Comma-separated values (CSV) files are one of the most common data formats. You can use base R or the tidyverse package for efficient imports.
Using Base R:
# Import a CSV file
my_data <- read.csv("path/to/your/file.csv")
Using the tidyverse package:
# Install and load the package
install.packages("tidyverse")
library(tidyverse)
# Import a CSV file
my_data <- read_csv("path/to/your/file.csv")
Note: You only need to install either tidyverse or use base R for CSV imports, not both. You can also install packages through RStudio’s point-and-click interface under the “Packages” tab.

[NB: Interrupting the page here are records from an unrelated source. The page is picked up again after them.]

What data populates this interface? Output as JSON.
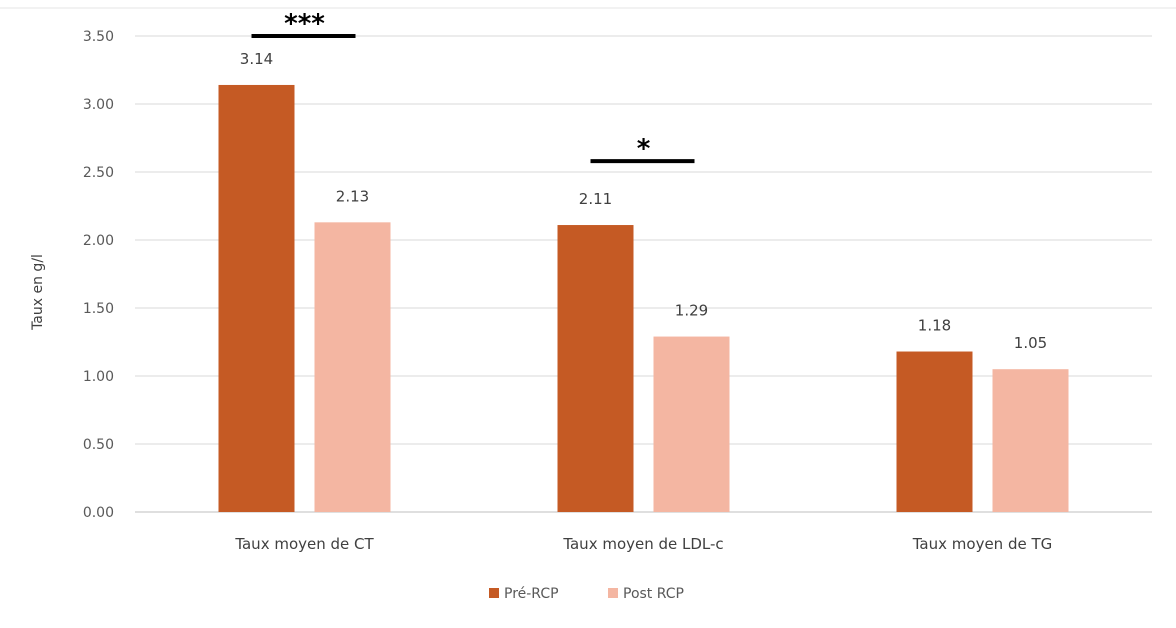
{
  "chart_data": {
    "type": "bar",
    "ylabel": "Taux en g/l",
    "ylim": [
      0,
      3.5
    ],
    "ytick_step": 0.5,
    "ytick_labels": [
      "0.00",
      "0.50",
      "1.00",
      "1.50",
      "2.00",
      "2.50",
      "3.00",
      "3.50"
    ],
    "grid": true,
    "legend_position": "bottom",
    "categories": [
      "Taux moyen de CT",
      "Taux moyen de LDL-c",
      "Taux moyen de TG"
    ],
    "series": [
      {
        "name": "Pré-RCP",
        "color": "#C55A24",
        "values": [
          3.14,
          2.11,
          1.18
        ],
        "labels": [
          "3.14",
          "2.11",
          "1.18"
        ]
      },
      {
        "name": "Post RCP",
        "color": "#F4B6A2",
        "values": [
          2.13,
          1.29,
          1.05
        ],
        "labels": [
          "2.13",
          "1.29",
          "1.05"
        ]
      }
    ],
    "annotations": [
      {
        "text": "***",
        "category_index": 0,
        "y": 3.5
      },
      {
        "text": "*",
        "category_index": 1,
        "y": 2.58
      }
    ]
  }
}
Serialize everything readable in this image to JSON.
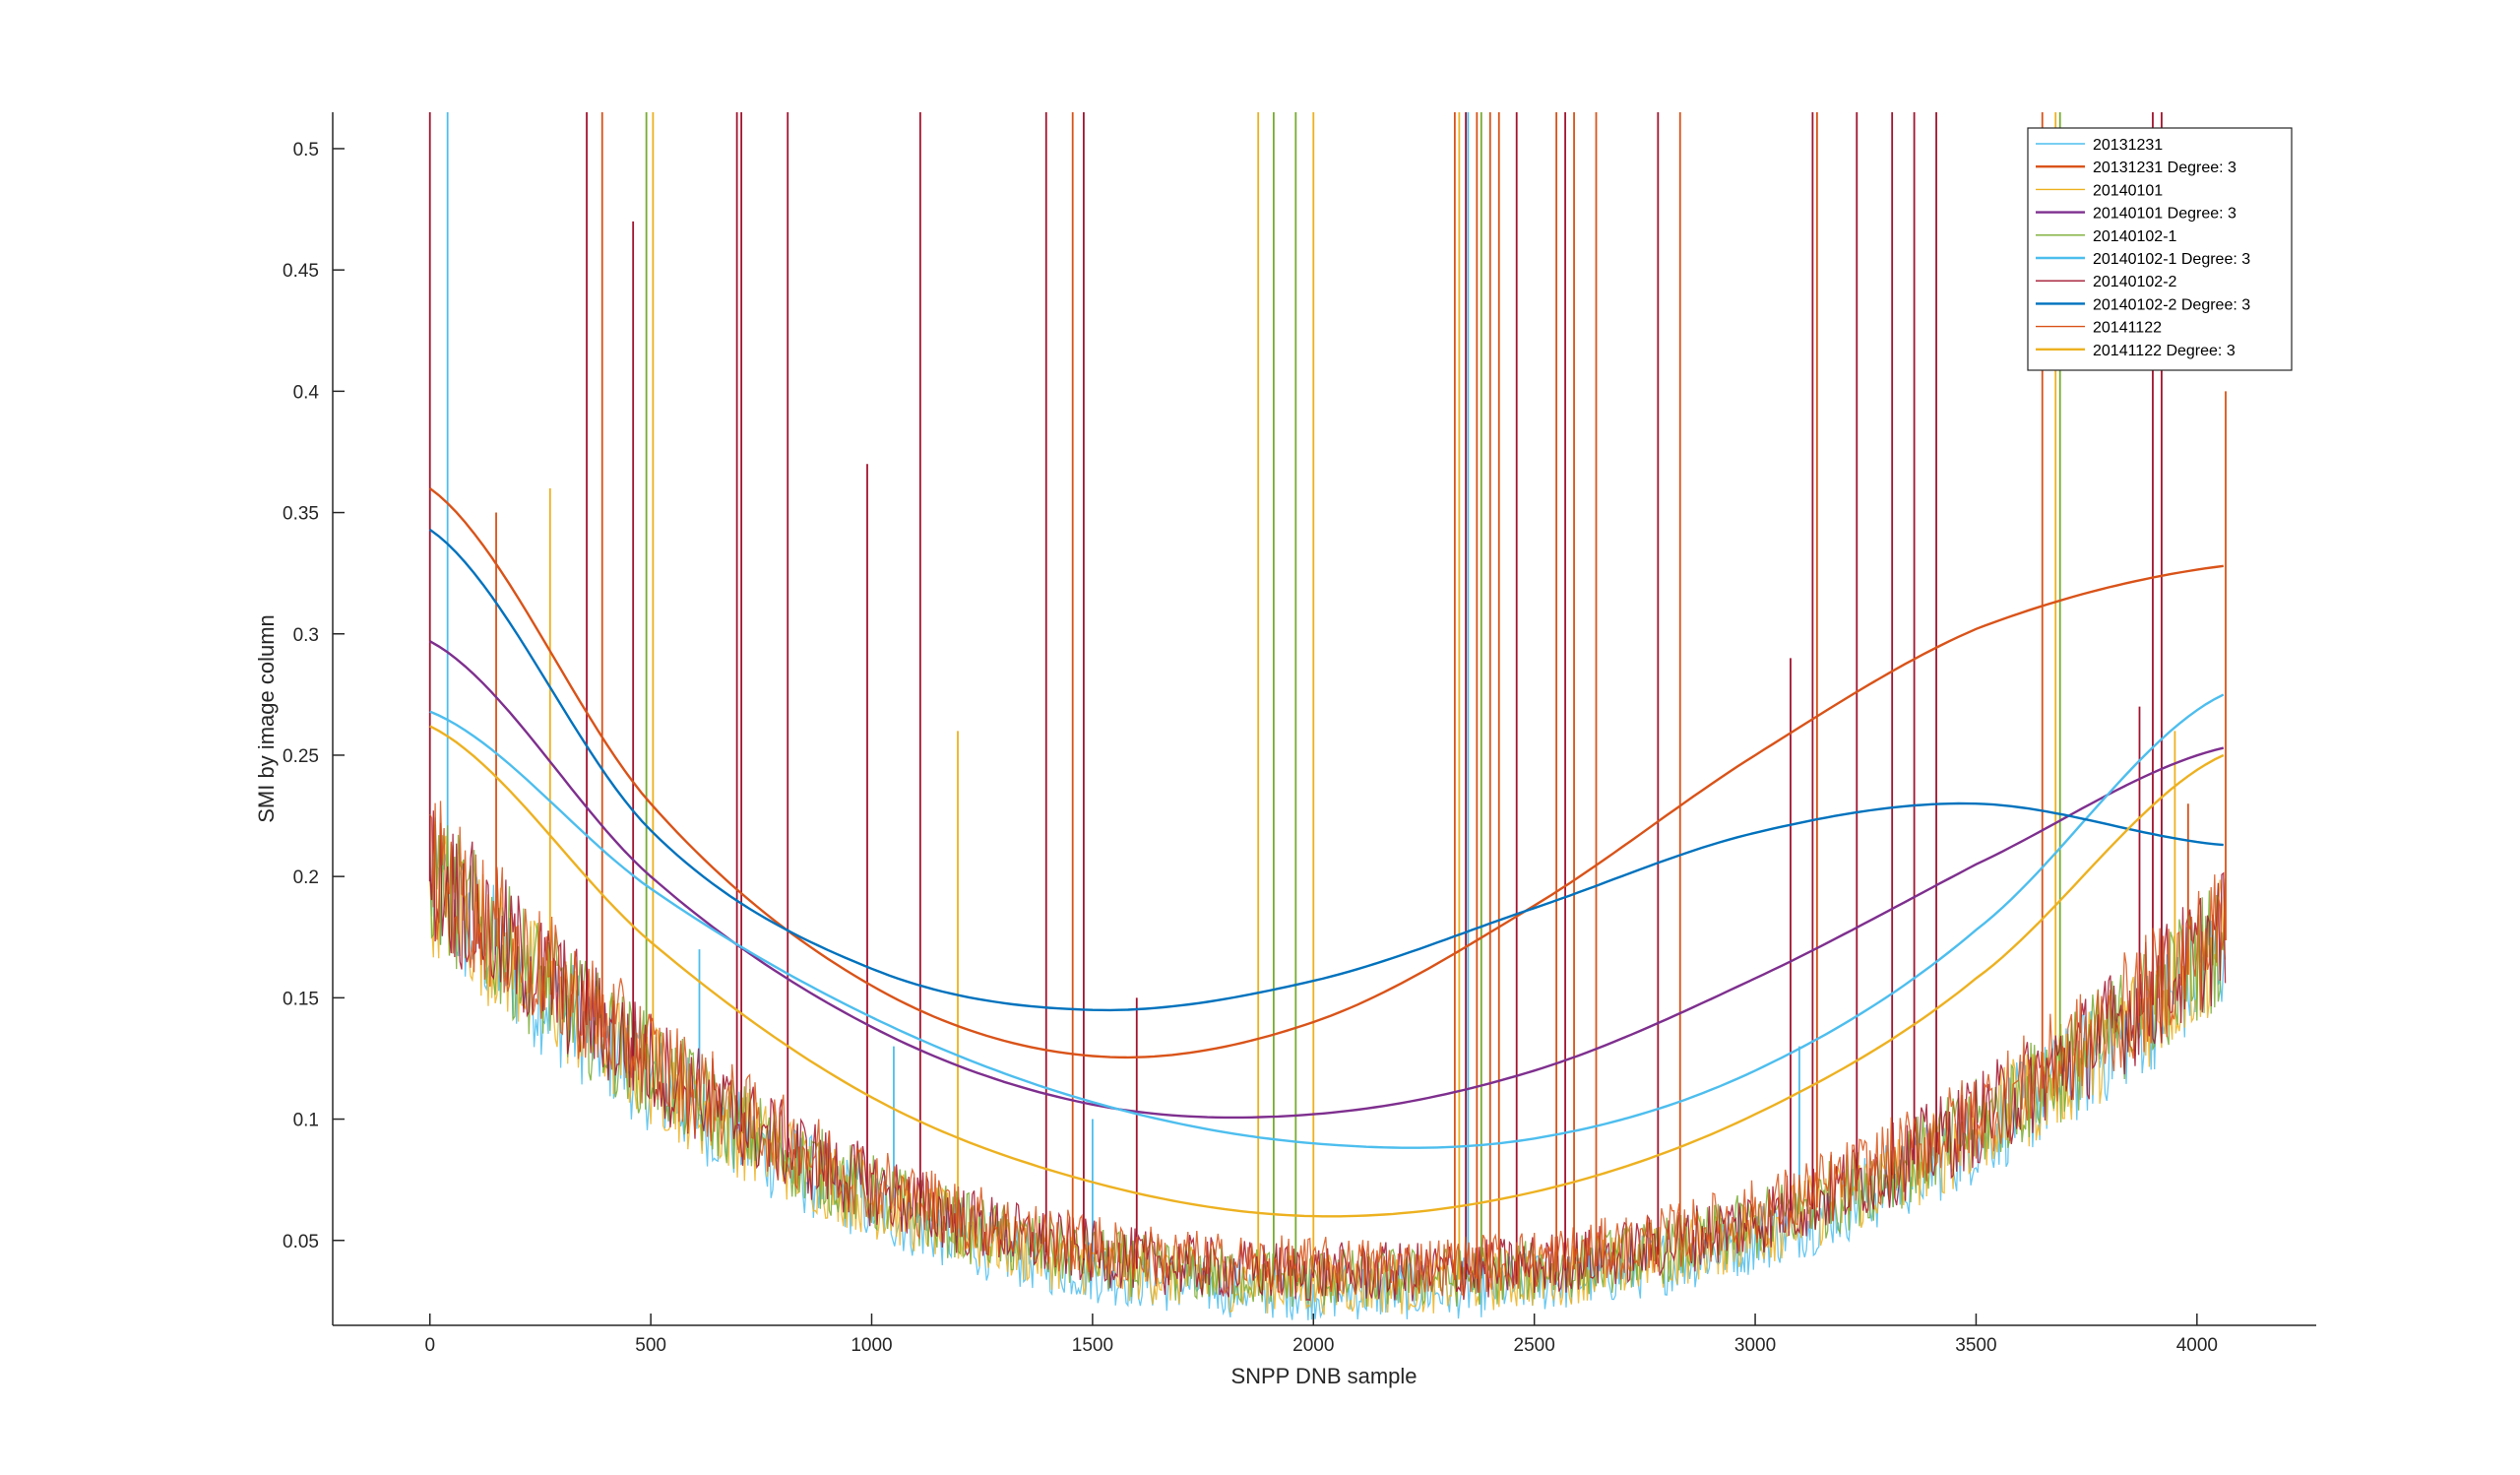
{
  "chart_data": {
    "type": "line",
    "xlabel": "SNPP DNB sample",
    "ylabel": "SMI by image column",
    "xlim": [
      -220,
      4270
    ],
    "ylim": [
      0.015,
      0.515
    ],
    "xticks": [
      0,
      500,
      1000,
      1500,
      2000,
      2500,
      3000,
      3500,
      4000
    ],
    "xtick_labels": [
      "0",
      "500",
      "1000",
      "1500",
      "2000",
      "2500",
      "3000",
      "3500",
      "4000"
    ],
    "yticks": [
      0.05,
      0.1,
      0.15,
      0.2,
      0.25,
      0.3,
      0.35,
      0.4,
      0.45,
      0.5
    ],
    "ytick_labels": [
      "0.05",
      "0.1",
      "0.15",
      "0.2",
      "0.25",
      "0.3",
      "0.35",
      "0.4",
      "0.45",
      "0.5"
    ],
    "grid": false,
    "legend_position": "top-right",
    "series": [
      {
        "name": "20131231",
        "kind": "raw",
        "color": "#4DBEEE",
        "spikes": [
          [
            40,
            0.52
          ],
          [
            610,
            0.17
          ],
          [
            1050,
            0.13
          ],
          [
            1500,
            0.1
          ],
          [
            2350,
            0.52
          ],
          [
            3100,
            0.13
          ],
          [
            3920,
            0.26
          ]
        ]
      },
      {
        "name": "20131231 Degree: 3",
        "kind": "fit",
        "color": "#D95319",
        "x": [
          0,
          500,
          1000,
          1500,
          2000,
          2500,
          3000,
          3500,
          4060
        ],
        "y": [
          0.36,
          0.23,
          0.155,
          0.126,
          0.14,
          0.188,
          0.25,
          0.302,
          0.328
        ]
      },
      {
        "name": "20140101",
        "kind": "raw",
        "color": "#EDB120",
        "spikes": [
          [
            272,
            0.36
          ],
          [
            505,
            0.52
          ],
          [
            1195,
            0.26
          ],
          [
            1875,
            0.52
          ],
          [
            2000,
            0.52
          ],
          [
            2330,
            0.52
          ],
          [
            3680,
            0.52
          ],
          [
            3950,
            0.26
          ]
        ]
      },
      {
        "name": "20140101 Degree: 3",
        "kind": "fit",
        "color": "#7E2F8E",
        "x": [
          0,
          500,
          1000,
          1500,
          2000,
          2500,
          3000,
          3500,
          4060
        ],
        "y": [
          0.297,
          0.2,
          0.138,
          0.106,
          0.102,
          0.12,
          0.158,
          0.205,
          0.253
        ]
      },
      {
        "name": "20140102-1",
        "kind": "raw",
        "color": "#77AC30",
        "spikes": [
          [
            490,
            0.52
          ],
          [
            1910,
            0.52
          ],
          [
            1960,
            0.52
          ],
          [
            2380,
            0.52
          ],
          [
            3690,
            0.52
          ]
        ]
      },
      {
        "name": "20140102-1 Degree: 3",
        "kind": "fit",
        "color": "#4DBEEE",
        "x": [
          0,
          500,
          1000,
          1500,
          2000,
          2500,
          3000,
          3500,
          4060
        ],
        "y": [
          0.268,
          0.195,
          0.142,
          0.107,
          0.09,
          0.092,
          0.12,
          0.178,
          0.275
        ]
      },
      {
        "name": "20140102-2",
        "kind": "raw",
        "color": "#A2142F",
        "spikes": [
          [
            0,
            0.52
          ],
          [
            355,
            0.52
          ],
          [
            460,
            0.47
          ],
          [
            695,
            0.52
          ],
          [
            705,
            0.52
          ],
          [
            810,
            0.52
          ],
          [
            990,
            0.37
          ],
          [
            1110,
            0.52
          ],
          [
            1395,
            0.52
          ],
          [
            1480,
            0.52
          ],
          [
            1600,
            0.15
          ],
          [
            2345,
            0.52
          ],
          [
            2460,
            0.52
          ],
          [
            2570,
            0.52
          ],
          [
            2780,
            0.52
          ],
          [
            3080,
            0.29
          ],
          [
            3130,
            0.52
          ],
          [
            3230,
            0.52
          ],
          [
            3310,
            0.52
          ],
          [
            3360,
            0.52
          ],
          [
            3410,
            0.52
          ],
          [
            3870,
            0.27
          ],
          [
            3900,
            0.52
          ],
          [
            3920,
            0.52
          ]
        ]
      },
      {
        "name": "20140102-2 Degree: 3",
        "kind": "fit",
        "color": "#0072BD",
        "x": [
          0,
          500,
          1000,
          1500,
          2000,
          2500,
          3000,
          3500,
          4060
        ],
        "y": [
          0.343,
          0.219,
          0.162,
          0.145,
          0.157,
          0.187,
          0.218,
          0.23,
          0.213
        ]
      },
      {
        "name": "20141122",
        "kind": "raw",
        "color": "#D95319",
        "spikes": [
          [
            150,
            0.35
          ],
          [
            390,
            0.52
          ],
          [
            1455,
            0.52
          ],
          [
            2320,
            0.52
          ],
          [
            2370,
            0.52
          ],
          [
            2400,
            0.52
          ],
          [
            2420,
            0.52
          ],
          [
            2550,
            0.52
          ],
          [
            2590,
            0.52
          ],
          [
            2640,
            0.52
          ],
          [
            2830,
            0.52
          ],
          [
            3140,
            0.52
          ],
          [
            3650,
            0.52
          ],
          [
            3980,
            0.23
          ],
          [
            4065,
            0.4
          ]
        ]
      },
      {
        "name": "20141122 Degree: 3",
        "kind": "fit",
        "color": "#EDB120",
        "x": [
          0,
          500,
          1000,
          1500,
          2000,
          2500,
          3000,
          3500,
          4060
        ],
        "y": [
          0.262,
          0.173,
          0.109,
          0.074,
          0.06,
          0.07,
          0.102,
          0.158,
          0.25
        ]
      }
    ]
  }
}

For Excel files, you can use the readxl or openxlsx packages.
Using the readxl package:
# Install and load the package
install.packages("readxl")
library(readxl)
# Import an Excel file
my_data <- read_excel("path/to/your/file.xlsx", sheet = 1)
Using the openxlsx package:
# Install and load the package
install.packages("openxlsx")
library(openxlsx)
# Import an Excel file
my_data <- read.xlsx("path/to/your/file.xlsx", sheet = 1)
Note: readxl supports .xls and .xlsx files but does not allow writing files. Use openxlsx for both reading and writing. You can install either package based on your needs.
Stata files have the .dta extension. The haven and foreign packages are popular options.
Using the haven package:
# Install and load the package
install.packages("haven")
library(haven)
# Import a Stata file
my_data <- read_dta("path/to/your/file.dta")
Using the foreign package:
# Install and load the package
install.packages("foreign")
library(foreign)
# Import a Stata file
my_data <- read.dta("path/to/your/file.dta")
Tip: The haven package preserves variable labels, making it ideal for social science data.
R has extensive support for various file types. Here are some general tips to handle potential issues:
Missing Packages: Install missing packages using
install.packages()
. You can also use RStudio’s “Packages”
tab for easy installation.
File Encoding: For files with special characters, specify the
encoding. Example:
read.csv("file.csv", fileEncoding = "UTF-8")
.
Large Files: Use the data.table or vroom package for efficient handling of large datasets.
install.packages("data.table")
library(data.table)
large_data <- fread("path/to/large_file.csv")
For SPSS files: Use read_sav()
from the haven
package.
For JSON: Use the jsonlite package.
For SQL Databases: Use the DBI and RSQLite packages.